Monday, August 8, 2011

A Time For Spontaneity

Even though I claim to love spontaneity, I constantly have to fight the part of me that wants to snatch the reins and muscle my way back to the schedule I wrote down in the morning.  Anybody else have this problem? I’ve learned, however, that when I finally do let go and see where life takes me, my experiences always tend to be more interesting than what I planned.  This past Thursday, for example…
Here was my plan: go downtown and eat lunch in a plaza while listening to live music, spend hours perusing a couple of museums by myself, then find a nice park and do some writing in solitude before going to a Spanish worship service near my house.    

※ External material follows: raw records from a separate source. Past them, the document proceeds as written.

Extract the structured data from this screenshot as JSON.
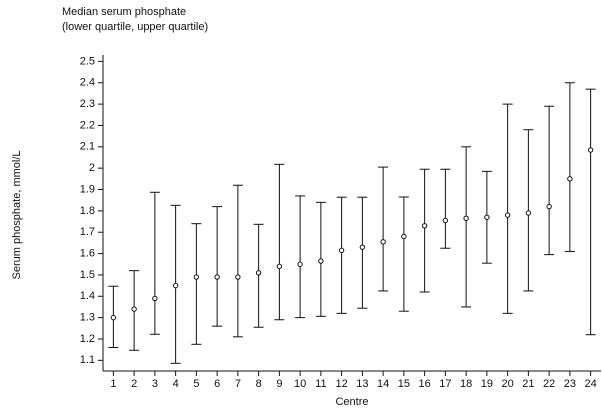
{
  "chart_data": {
    "type": "errorbar",
    "title": "Median serum phosphate",
    "subtitle": "(lower quartile, upper quartile)",
    "y_label": "Serum phosphate, mmol/L",
    "x_label": "Centre",
    "categories": [
      "1",
      "2",
      "3",
      "4",
      "5",
      "6",
      "7",
      "8",
      "9",
      "10",
      "11",
      "12",
      "13",
      "14",
      "15",
      "16",
      "17",
      "18",
      "19",
      "20",
      "21",
      "22",
      "23",
      "24"
    ],
    "median": [
      1.3,
      1.34,
      1.39,
      1.45,
      1.49,
      1.49,
      1.49,
      1.51,
      1.54,
      1.55,
      1.565,
      1.615,
      1.63,
      1.655,
      1.68,
      1.73,
      1.755,
      1.765,
      1.77,
      1.78,
      1.79,
      1.82,
      1.95,
      2.085
    ],
    "lower_quartile": [
      1.16,
      1.147,
      1.222,
      1.086,
      1.175,
      1.26,
      1.21,
      1.255,
      1.29,
      1.3,
      1.306,
      1.32,
      1.344,
      1.425,
      1.33,
      1.42,
      1.625,
      1.35,
      1.555,
      1.32,
      1.425,
      1.595,
      1.61,
      1.22
    ],
    "upper_quartile": [
      1.447,
      1.52,
      1.887,
      1.826,
      1.74,
      1.82,
      1.92,
      1.737,
      2.018,
      1.87,
      1.84,
      1.864,
      1.864,
      2.005,
      1.865,
      1.995,
      1.995,
      2.1,
      1.985,
      2.3,
      2.18,
      2.29,
      2.4,
      2.37
    ],
    "color": "#111111",
    "ylim": [
      1.05,
      2.53
    ],
    "yticks": [
      1.1,
      1.2,
      1.3,
      1.4,
      1.5,
      1.6,
      1.7,
      1.8,
      1.9,
      2,
      2.1,
      2.2,
      2.3,
      2.4,
      2.5
    ]
  }
}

An elderly Chinese man was the first to foil my day of leisurely browsing.  On the bus into town, I was treated to a Reader’s Digest version of his life—which was, I’ll admit, quite interesting.  When we arrived downtown, he insisted on accompanying me through Chinatown (wait, what about the concert??), so we walked through the quiet streets as he beamed and repeated to me several times “this is Chinatown.”  Despite my packed lunch, he shanghaied me into a hole-in-the-wall restaurant and proceeded to order several dishes, urging me to try everything and complimenting me on my use of chopsticks: “it’s hard, yes? But you do very well!! Eat more! I not do so well, see?” (this while showing me a finger that had been sliced off at the top knuckle).  Don’t even ask me what I ate, because I haven’t the faintest idea.  Then we went through the newspapers and he translated some headlines, wondering if we had the word “Congress” in English. 
Still digesting whatever delicious thing it was that I ate, I left him at a bus stop and proceeded to the first museum, which specialized in 3D artwork and was currently showing a series of medical illustrations.  I think I spent more time talking to the two very casual hosts and watching 3D films with a couple of guys from England than I did contemplating the deep meaning in any of the artwork. 

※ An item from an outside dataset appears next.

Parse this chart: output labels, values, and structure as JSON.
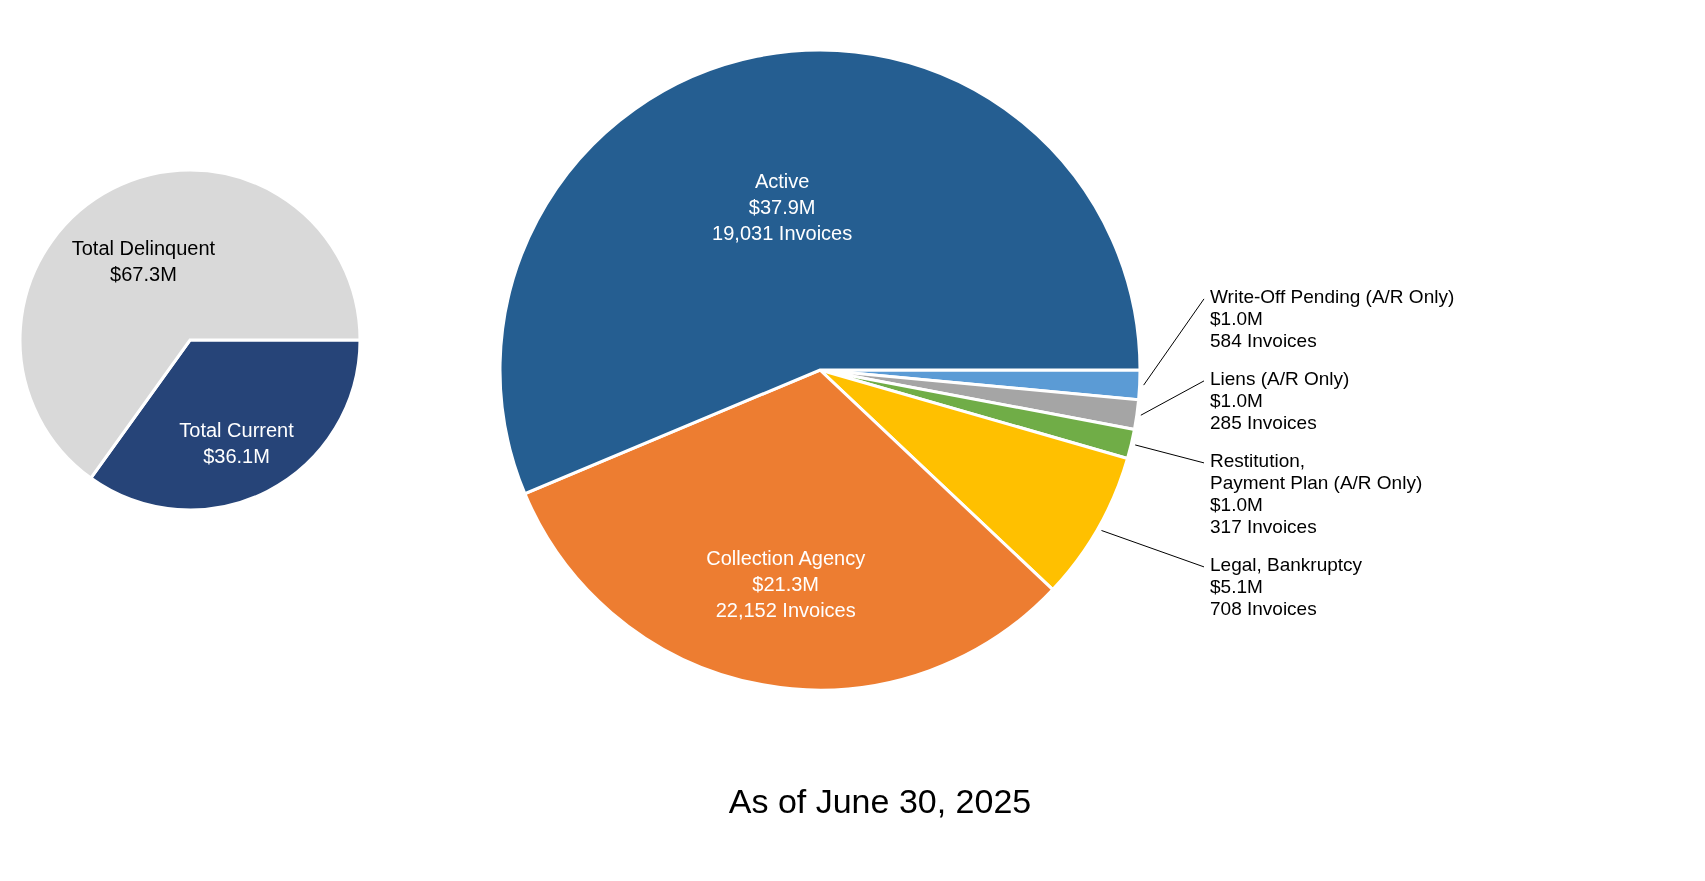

At the second museum, I skipped the first floor entirely to use the bathroom, then got distracted by the hands-on weaving demonstration.  For several hours, I sat at the table with an intern from PSU who specialized in textiles, a young girl whose grandmother made quilts for men’s shelters and a cardboard loom, chatting away happily until I realized that I was going to have to leave immediately if I wanted to make it to the evening worship service. 
Upon leaving the museum, I learned that it was the one evening of the month that all the galleries were open, and the streets were thus filled with carousing as people made their way from gallery to gallery with wine glasses in hand.  Need I say that I decided to stay? 

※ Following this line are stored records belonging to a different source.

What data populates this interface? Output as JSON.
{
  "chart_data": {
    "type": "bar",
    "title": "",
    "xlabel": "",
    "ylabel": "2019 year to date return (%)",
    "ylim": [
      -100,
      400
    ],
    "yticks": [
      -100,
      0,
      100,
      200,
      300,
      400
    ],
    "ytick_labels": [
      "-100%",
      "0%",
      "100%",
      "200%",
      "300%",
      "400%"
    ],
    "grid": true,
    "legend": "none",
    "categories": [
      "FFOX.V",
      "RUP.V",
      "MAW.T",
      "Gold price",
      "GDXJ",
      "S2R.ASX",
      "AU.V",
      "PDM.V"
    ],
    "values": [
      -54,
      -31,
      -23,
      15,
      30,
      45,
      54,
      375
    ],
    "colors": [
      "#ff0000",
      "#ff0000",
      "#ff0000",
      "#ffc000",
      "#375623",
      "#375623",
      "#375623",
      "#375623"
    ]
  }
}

I met a painter from Peru who was excited about his forthcoming show in the Portland Art Museum, learned a lot about symbolism in Tibetan Buddhist artwork, laughed and bantered with a guy selling jewelry who worked as a translator and whose business card proclaimed that he specialized in “leisure and adventure,” and generally enjoyed the festivities and the many musicians (including a bagpiper) who flooded the streets and galleries with music. 
Despite arriving home four hours later than planned, it was somehow very hard to regret my abandoned plans after a day like that. They’re more like guidelines, anyway.